As Michael Galvin rehearses lines on Shortland Street, he’s oblivious to the whirl of colour around him. The crew on the TVNZ 2 drama dash around him moving cameras, cupboards and even the kitchen sink into the set. The townhouse of Michael’s character, Chris Warner, begins to form, and walls in Resene Green Meets Blue and half strength Resene Heathered Grey roll into place. When the director calls action, the Warner home comes alive with a heated argument between the characters. The drama feels authentic thanks, in part, to this ingenious townhouse on wheels, but its designer has fled the scene – she’s already busy dreaming up the next incredible set.
Ana Miskell began her journey as an architecture student at the University of Auckland.

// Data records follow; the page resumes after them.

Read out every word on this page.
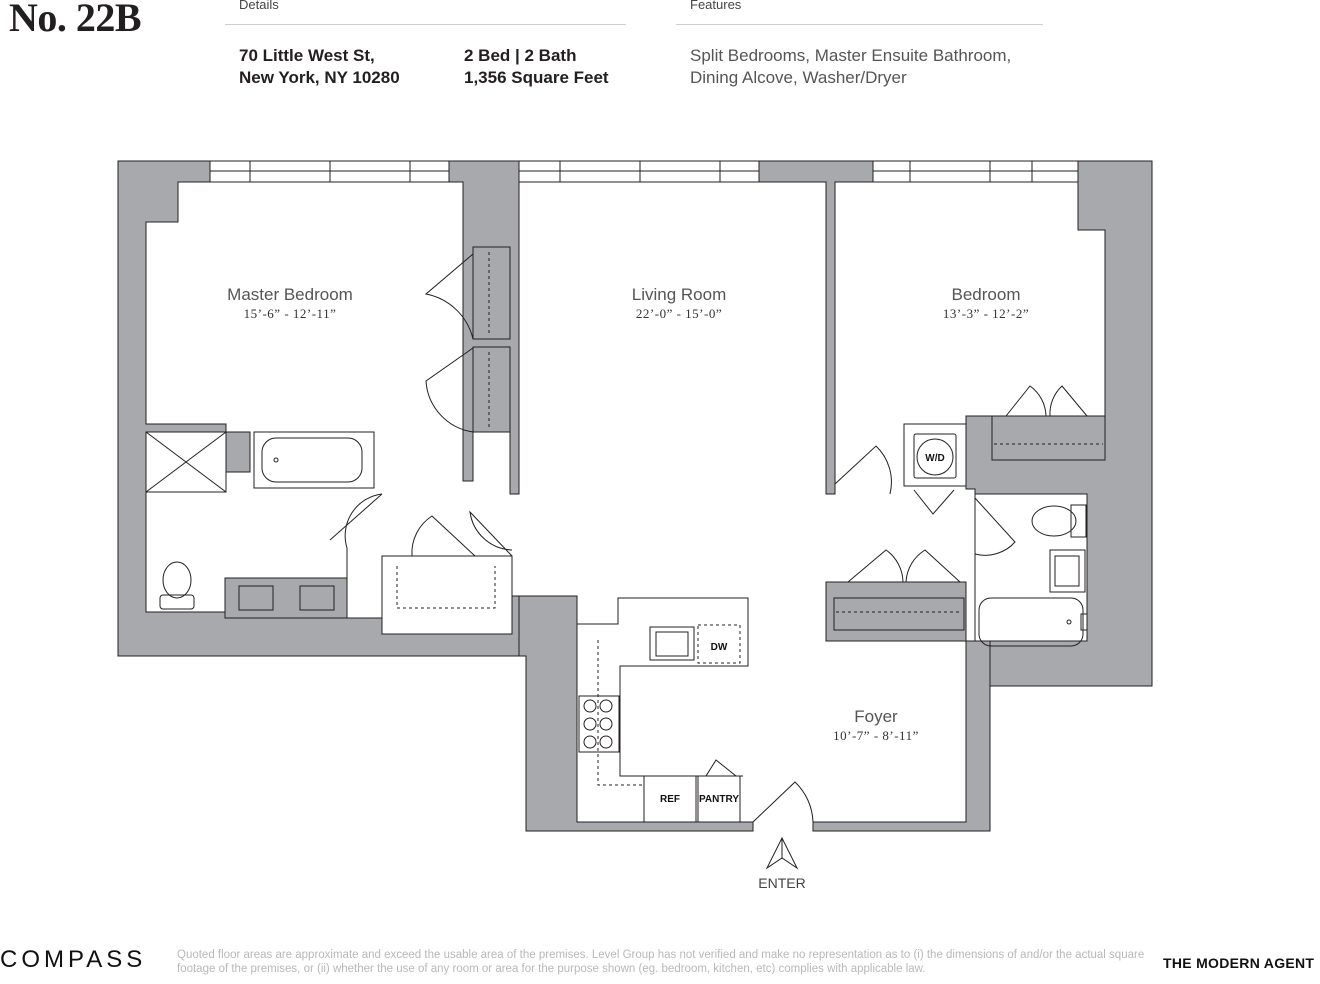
No. 22B	Details
70 Little West St,
New York, NY 10280
2 Bed | 2 Bath
1,356 Square Feet
Features
Split Bedrooms, Master Ensuite Bathroom,
Dining Alcove, Washer/Dryer
Master Bedroom
15’-6” - 12’-11”
Living Room
22’-0” - 15’-0”
Bedroom
13’-3” - 12’-2”
Foyer
10’-7” - 8’-11”
W/D
DW
REF PANTRY
ENTER
COMPASS	Quoted floor areas are approximate and exceed the usable area of the premises. Level Group has not verified and make no representation as to (i) the dimensions of and/or the actual square footage of the premises, or (ii) whether the use of any room or area for the purpose shown (eg. bedroom, kitchen, etc) complies with applicable law.	THE MODERN AGENT
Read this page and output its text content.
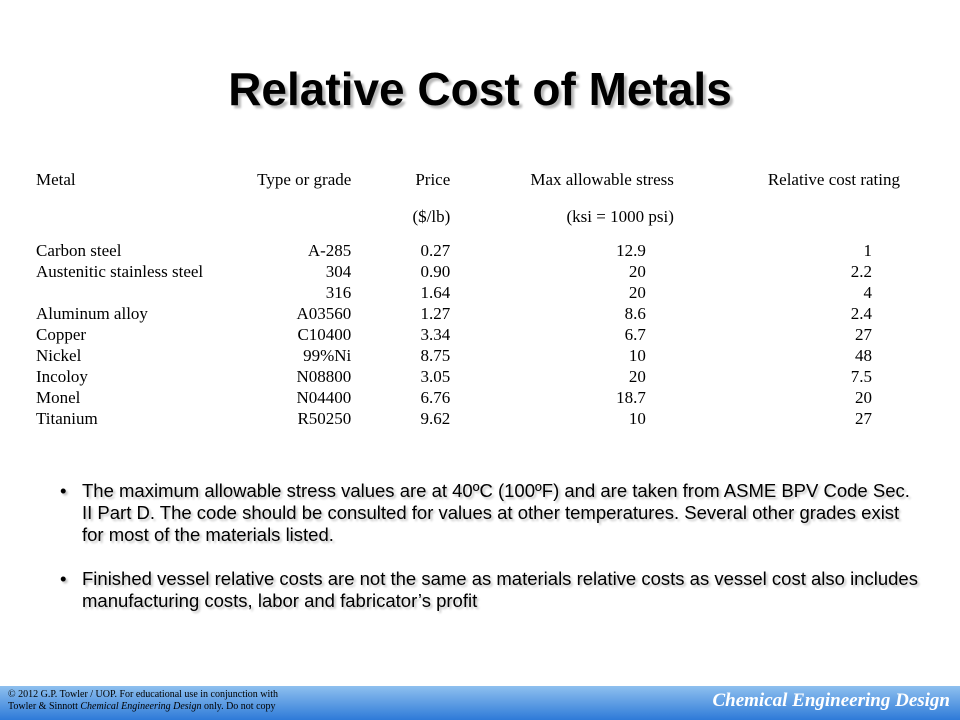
Relative Cost of Metals
Metal	Type or grade	Price	Max allowable stress	Relative cost rating
		($/lb)	(ksi = 1000 psi)	
Carbon steel	A-285	0.27	12.9	1
Austenitic stainless steel	304	0.90	20	2.2
	316	1.64	20	4
Aluminum alloy	A03560	1.27	8.6	2.4
Copper	C10400	3.34	6.7	27
Nickel	99%Ni	8.75	10	48
Incoloy	N08800	3.05	20	7.5
Monel	N04400	6.76	18.7	20
Titanium	R50250	9.62	10	27
• The maximum allowable stress values are at 40ºC (100ºF) and are taken from ASME BPV Code Sec. II Part D. The code should be consulted for values at other temperatures. Several other grades exist for most of the materials listed.
• Finished vessel relative costs are not the same as materials relative costs as vessel cost also includes manufacturing costs, labor and fabricator’s profit
© 2012 G.P. Towler / UOP. For educational use in conjunction with
Towler & Sinnott Chemical Engineering Design only. Do not copy	Chemical Engineering Design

Seventeen years on, she is now the production designer for New Zealand’s longest-running television drama, Shortland Street. Ana was drawn to the art department since her first job as a runner driving around town collecting props.
“Every week here is different. There are lots of opportunities to be creative with the sets, and there are always new challenges that arise,” she says.

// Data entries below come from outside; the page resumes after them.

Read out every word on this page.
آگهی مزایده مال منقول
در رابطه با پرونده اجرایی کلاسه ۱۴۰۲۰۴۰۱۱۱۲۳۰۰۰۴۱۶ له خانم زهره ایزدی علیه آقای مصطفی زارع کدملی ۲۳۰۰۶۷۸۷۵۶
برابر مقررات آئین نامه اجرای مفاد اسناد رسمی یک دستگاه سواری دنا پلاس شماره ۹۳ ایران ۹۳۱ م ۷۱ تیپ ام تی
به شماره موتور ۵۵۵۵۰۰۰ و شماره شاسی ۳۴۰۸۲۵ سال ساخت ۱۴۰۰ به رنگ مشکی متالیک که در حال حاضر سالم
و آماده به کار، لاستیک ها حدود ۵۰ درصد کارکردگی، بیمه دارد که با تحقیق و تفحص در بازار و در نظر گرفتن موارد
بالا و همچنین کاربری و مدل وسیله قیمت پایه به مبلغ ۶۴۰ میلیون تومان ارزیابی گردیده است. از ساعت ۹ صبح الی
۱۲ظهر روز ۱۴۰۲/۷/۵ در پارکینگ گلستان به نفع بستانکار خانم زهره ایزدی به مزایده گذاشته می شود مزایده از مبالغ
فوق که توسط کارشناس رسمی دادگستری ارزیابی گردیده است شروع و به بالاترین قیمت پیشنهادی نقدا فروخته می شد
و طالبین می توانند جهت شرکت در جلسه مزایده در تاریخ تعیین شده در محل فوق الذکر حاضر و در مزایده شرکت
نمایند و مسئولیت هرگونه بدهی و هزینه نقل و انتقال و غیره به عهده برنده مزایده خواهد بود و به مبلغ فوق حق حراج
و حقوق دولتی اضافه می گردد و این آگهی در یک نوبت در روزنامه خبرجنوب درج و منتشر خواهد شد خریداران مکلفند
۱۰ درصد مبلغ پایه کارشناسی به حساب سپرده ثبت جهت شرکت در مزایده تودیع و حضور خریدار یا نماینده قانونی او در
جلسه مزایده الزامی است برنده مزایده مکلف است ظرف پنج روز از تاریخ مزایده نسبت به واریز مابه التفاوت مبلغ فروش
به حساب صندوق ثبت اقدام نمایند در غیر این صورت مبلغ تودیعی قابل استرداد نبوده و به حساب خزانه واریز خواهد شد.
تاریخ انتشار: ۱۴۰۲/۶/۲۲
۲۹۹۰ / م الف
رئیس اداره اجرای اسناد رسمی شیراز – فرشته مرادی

As head of the art department, Ana oversees Shortland Street’s two studios. The newest addition is the stately Warner townhouse, home to Chris Warner and his partner, Michelle. Ana says it was a big challenge creating a home for such an iconic character, but everyone, including the man who plays Chris Warner himself, is excited by the result.
“I love the new Warner townhouse,” says Michael. “Our art department is brilliant at what it does.”

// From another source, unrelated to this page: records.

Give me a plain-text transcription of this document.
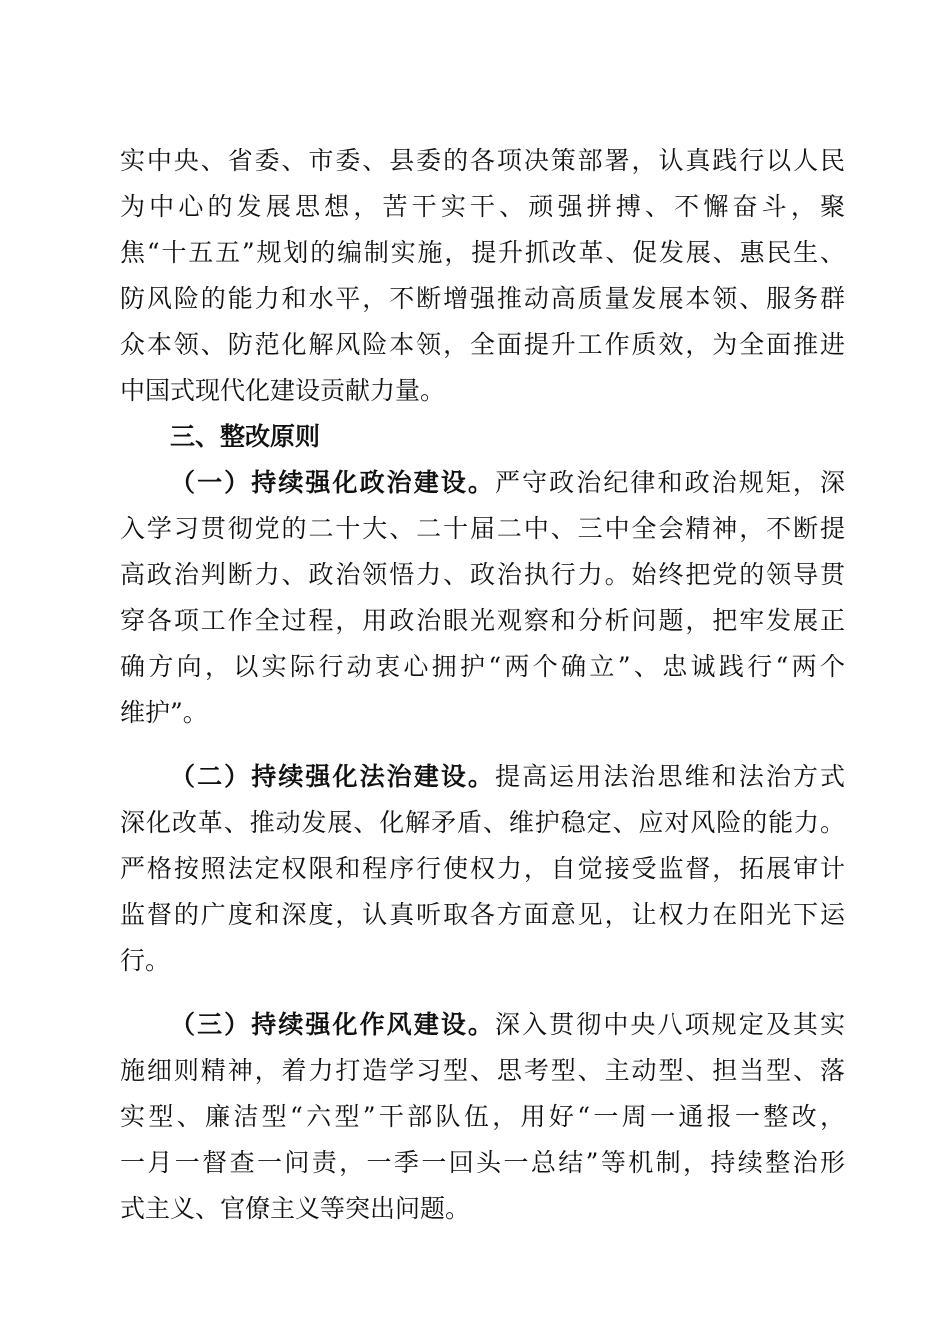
实中央、省委、市委、县委的各项决策部署，认真践行以人民
为中心的发展思想，苦干实干、顽强拼搏、不懈奋斗，聚
焦“十五五”规划的编制实施，提升抓改革、促发展、惠民生、
防风险的能力和水平，不断增强推动高质量发展本领、服务群
众本领、防范化解风险本领，全面提升工作质效，为全面推进
中国式现代化建设贡献力量。
三、整改原则
（一）持续强化政治建设。严守政治纪律和政治规矩，深
入学习贯彻党的二十大、二十届二中、三中全会精神，不断提
高政治判断力、政治领悟力、政治执行力。始终把党的领导贯
穿各项工作全过程，用政治眼光观察和分析问题，把牢发展正
确方向，以实际行动衷心拥护“两个确立”、忠诚践行“两个
维护”。
（二）持续强化法治建设。提高运用法治思维和法治方式
深化改革、推动发展、化解矛盾、维护稳定、应对风险的能力。
严格按照法定权限和程序行使权力，自觉接受监督，拓展审计
监督的广度和深度，认真听取各方面意见，让权力在阳光下运
行。
（三）持续强化作风建设。深入贯彻中央八项规定及其实
施细则精神，着力打造学习型、思考型、主动型、担当型、落
实型、廉洁型“六型”干部队伍，用好“一周一通报一整改，
一月一督查一问责，一季一回头一总结”等机制，持续整治形
式主义、官僚主义等突出问题。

Resene products have been on the scene of Shortland Street since the show’s onset in 1992. Ana’s design process is complex and time-consuming, from creating sketches and three-dimensional models to finding the right colour balance using Resene testpots and colour swatches. Studio lighting makes colours appear lighter on screen, so Ana must select paint several shades darker than her intended colour palette.
With varying strengths of Resene Heathered Grey on the walls, the Warner townhouse glows with splashes of Resene Red Oxide on the staircase, and Resene Green Meets Blue on the alcove walls behind the kitchen. Resene Green Meets Blue is a favourite of Ana’s, and she’s used it in previous Warner homes.
“The deep tone of Resene Green Meets Blue works well with the actors’ skin tones,” says Ana.
A typical day sees Ana reading scripts and storylines – sometimes up to five months in advance – and designing the interior sets, selecting everything from props and vases to the Resene paint on the walls. These sets are constructed using ‘flats’, large walls on castors shifted around to form interiors. This allows for camera movement in tight spaces and means each set can be packed down to make room for another.
“We carefully choose our paint colours because many of the walls are used on several sets. It’s a big revolving world in there.”